The total phenolic content and total flavonoids content levels in CBE were found to be 212.00 ± 3.11 mg gallic acid equivalent (GAE)/g and 113.25 ± 2.50 mg rutin equivalent (RE)/g, respectively.

3T3-L1 adipocyte viability was assessed using the WST-1 assay. CBE at the concentrations used did not affect the viability of 3T3-L1 preadipocytes (Figure 1).

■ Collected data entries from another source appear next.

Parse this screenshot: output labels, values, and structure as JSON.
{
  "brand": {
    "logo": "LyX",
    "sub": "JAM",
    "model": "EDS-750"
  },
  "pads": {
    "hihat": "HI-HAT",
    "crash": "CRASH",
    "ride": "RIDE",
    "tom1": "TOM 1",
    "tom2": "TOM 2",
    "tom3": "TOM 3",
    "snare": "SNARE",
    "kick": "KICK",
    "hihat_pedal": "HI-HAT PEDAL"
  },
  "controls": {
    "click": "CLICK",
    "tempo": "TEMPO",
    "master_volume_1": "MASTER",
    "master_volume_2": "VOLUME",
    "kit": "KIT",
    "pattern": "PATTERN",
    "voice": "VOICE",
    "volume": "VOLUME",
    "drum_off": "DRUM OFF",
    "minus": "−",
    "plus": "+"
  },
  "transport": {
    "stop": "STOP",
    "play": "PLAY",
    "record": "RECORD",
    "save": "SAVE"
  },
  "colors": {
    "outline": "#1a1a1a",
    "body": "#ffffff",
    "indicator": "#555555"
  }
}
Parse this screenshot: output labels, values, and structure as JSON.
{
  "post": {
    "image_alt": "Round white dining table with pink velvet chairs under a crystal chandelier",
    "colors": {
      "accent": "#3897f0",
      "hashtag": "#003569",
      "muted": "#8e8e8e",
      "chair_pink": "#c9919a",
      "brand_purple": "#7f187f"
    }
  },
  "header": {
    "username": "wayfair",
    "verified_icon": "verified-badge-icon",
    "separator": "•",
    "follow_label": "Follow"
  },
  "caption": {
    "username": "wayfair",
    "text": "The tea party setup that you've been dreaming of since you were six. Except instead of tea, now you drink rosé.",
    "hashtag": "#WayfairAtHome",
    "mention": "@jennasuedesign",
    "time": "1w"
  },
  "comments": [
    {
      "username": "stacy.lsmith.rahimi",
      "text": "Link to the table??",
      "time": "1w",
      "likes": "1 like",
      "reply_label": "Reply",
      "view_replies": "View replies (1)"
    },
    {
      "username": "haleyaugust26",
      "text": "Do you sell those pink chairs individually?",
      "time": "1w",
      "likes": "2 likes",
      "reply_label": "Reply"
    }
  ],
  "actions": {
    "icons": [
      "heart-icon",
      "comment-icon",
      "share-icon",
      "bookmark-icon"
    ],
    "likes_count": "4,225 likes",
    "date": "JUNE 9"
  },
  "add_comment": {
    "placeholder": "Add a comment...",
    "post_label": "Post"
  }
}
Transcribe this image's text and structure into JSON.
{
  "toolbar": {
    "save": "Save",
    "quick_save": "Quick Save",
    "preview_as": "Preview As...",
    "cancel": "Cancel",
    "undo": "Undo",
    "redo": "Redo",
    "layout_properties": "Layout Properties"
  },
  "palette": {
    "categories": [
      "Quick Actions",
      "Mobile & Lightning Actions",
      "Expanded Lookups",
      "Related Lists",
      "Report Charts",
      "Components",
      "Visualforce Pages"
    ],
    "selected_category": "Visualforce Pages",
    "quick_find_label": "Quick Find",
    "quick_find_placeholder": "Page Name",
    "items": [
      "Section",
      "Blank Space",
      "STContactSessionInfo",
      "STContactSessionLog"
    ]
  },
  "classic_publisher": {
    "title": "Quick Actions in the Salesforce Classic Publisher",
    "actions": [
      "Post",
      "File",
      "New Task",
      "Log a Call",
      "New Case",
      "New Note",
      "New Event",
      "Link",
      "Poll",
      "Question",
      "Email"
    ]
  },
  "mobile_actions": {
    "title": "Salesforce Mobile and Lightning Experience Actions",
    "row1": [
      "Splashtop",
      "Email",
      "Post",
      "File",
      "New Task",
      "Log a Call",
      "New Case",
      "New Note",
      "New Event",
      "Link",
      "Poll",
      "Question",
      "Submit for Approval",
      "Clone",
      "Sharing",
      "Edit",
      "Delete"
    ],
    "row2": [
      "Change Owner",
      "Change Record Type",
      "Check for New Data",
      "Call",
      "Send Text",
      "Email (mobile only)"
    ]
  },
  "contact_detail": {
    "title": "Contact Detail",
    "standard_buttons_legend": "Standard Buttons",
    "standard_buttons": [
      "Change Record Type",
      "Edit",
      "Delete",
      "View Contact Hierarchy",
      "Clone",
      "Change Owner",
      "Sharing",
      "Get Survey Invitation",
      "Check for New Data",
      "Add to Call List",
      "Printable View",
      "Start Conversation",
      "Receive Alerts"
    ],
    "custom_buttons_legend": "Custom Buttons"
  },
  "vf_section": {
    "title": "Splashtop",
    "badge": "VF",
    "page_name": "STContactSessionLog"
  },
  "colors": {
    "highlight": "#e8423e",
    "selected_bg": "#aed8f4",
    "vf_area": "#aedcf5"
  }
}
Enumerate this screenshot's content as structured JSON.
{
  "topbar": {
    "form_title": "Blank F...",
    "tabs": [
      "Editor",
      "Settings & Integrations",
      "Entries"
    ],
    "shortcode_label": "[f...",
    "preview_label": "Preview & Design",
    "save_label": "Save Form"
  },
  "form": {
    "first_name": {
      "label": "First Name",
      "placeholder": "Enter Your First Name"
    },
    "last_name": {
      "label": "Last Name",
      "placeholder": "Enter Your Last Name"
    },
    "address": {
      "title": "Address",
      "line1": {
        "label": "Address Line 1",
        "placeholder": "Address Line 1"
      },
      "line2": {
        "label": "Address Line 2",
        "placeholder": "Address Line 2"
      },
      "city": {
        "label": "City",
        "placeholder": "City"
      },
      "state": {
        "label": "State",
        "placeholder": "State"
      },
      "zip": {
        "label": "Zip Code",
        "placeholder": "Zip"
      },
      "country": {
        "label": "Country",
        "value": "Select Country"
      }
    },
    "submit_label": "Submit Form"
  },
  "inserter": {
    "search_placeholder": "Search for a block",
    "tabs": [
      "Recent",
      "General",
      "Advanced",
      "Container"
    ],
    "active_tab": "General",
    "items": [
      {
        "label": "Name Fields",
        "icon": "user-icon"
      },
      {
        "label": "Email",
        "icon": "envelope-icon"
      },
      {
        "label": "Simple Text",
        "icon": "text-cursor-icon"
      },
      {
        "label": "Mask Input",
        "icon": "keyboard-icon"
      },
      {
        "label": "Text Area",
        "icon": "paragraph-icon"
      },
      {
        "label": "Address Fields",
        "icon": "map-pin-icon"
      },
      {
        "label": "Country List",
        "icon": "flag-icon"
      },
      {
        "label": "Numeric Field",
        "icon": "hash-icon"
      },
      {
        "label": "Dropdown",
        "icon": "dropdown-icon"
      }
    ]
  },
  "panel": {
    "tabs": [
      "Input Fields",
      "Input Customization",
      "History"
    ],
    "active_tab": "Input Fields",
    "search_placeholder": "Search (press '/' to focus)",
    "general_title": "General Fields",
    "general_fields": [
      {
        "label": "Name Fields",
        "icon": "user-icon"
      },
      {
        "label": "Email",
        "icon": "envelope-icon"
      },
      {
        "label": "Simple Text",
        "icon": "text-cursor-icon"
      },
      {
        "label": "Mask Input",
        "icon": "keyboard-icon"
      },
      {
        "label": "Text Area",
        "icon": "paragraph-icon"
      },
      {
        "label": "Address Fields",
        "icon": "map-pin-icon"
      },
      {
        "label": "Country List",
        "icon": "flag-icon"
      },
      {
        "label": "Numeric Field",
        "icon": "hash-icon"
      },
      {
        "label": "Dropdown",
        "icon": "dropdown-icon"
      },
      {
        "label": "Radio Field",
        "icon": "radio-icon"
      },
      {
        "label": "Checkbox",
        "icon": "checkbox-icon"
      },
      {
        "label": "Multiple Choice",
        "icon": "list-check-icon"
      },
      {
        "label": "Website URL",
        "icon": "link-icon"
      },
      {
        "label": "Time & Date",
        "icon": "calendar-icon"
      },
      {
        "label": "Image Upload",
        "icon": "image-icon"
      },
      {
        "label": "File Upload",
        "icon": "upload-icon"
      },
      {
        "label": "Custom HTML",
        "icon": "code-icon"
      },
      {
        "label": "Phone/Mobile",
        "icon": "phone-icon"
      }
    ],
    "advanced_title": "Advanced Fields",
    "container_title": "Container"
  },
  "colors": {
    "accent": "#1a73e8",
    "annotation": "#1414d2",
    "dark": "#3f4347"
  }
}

To examine the anti-adipogenic effects of CBE, 3T3-L1 preadipocytes were treated with CBE for 7 days. The anti-adipogenic effect of CBE on the induction of differentiation markers in 3T3-L1 cells was measured at the end (day 7) of the differentiation experiment. The differentiation of preadipocytes into adipocytes is associated with an increased number of Oil Red O-stained cells due to lipid accumulation. Microscopic observations of the Oil Red O staining results revealed a gradual reduction in the number of lipid droplets at increasing CBE concentration (Figure 2A). The amount of accumulated triglycerides was analyzed on day 7, and the cells treated with 0.5 and 1.0 mg/mL CBE had significantly low lipid contents on day 7 (Figure 2B). These results indicate that CBE effectively blocked adipocyte differentiation in 3T3-L1 preadipocytes.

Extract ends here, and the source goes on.